The most surprising thing about Self/less occurred approximately 115 minutes into the film itself, when it revealed that Tarsem Singh was the director. Tarsem is known for lavish visual cinematic canvases such as The Cell and Immortals, and to realize that this is the same man responsible for an otherwise disappointing and visually mundane sci-fi thriller. Why hire a visual stylist and then restrict him to such a limited palate? Self/less is an intriguing premise (borrowed a tad from Seconds) and it keeps all the interesting ethical and psychological questions at bay to follow a generic thriller formula. There's not one real surprise in this film; even the reveals and surprises will be easily telegraphed. Ben Kingsley plays Damian, a dying rich man who undergoes a risky experiment to live longer, having his consciousness transferred into a younger human host played by Ryan Reynolds.
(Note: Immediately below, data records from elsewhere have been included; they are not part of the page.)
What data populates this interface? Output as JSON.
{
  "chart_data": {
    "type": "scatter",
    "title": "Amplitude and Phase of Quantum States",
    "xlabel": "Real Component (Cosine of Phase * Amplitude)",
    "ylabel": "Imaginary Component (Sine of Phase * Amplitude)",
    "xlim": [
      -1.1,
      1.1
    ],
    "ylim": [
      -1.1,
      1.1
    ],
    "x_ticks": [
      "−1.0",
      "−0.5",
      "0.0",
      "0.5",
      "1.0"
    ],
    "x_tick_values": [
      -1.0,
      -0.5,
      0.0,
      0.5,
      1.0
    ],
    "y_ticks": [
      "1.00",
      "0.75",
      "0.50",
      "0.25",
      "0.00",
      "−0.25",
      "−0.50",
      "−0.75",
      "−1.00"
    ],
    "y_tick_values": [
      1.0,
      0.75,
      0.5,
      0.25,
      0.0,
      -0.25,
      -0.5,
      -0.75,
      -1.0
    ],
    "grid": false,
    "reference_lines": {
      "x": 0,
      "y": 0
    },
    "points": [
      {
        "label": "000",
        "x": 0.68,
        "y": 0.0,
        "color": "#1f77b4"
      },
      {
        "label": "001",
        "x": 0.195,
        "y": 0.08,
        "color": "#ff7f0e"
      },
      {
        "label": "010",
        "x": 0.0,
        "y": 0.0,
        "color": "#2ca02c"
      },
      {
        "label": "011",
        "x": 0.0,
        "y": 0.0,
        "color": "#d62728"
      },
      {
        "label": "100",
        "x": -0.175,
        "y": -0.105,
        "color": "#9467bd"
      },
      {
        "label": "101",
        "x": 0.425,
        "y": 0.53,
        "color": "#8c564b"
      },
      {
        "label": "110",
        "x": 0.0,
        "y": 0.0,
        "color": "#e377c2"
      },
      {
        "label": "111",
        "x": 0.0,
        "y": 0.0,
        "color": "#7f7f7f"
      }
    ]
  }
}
It's another chance to be young, party, enjoy sexual relations with women who are more likely to go home with somebody who looks like Reynolds. There's a catch: if he stops taking his special red pills, the host's brain will take over control. That's because, surprise, the bodies aren't grown in labs but are human volunteers. Here could be some topical class exploitation and social commentary, but Self/less ignores the more intriguing direction at every point to play it safe. Damian finds his host's family and from that point on it's a series of chases with bad guys. One of those chases is actually fairly entertaining, utilizing a conjoined automobile in a clever and devastating way. It never feels like Reynolds and Kingsley are playing the same character. Reynolds' charm is subsumed by this role and he feels adrift. I'll admit that this movie is efficient and each scene pushes the story forward; it's just the direction of that story I'd like to alter. Alas, Self/less is an competent but fairly underwhelming thriller that squanders its premise.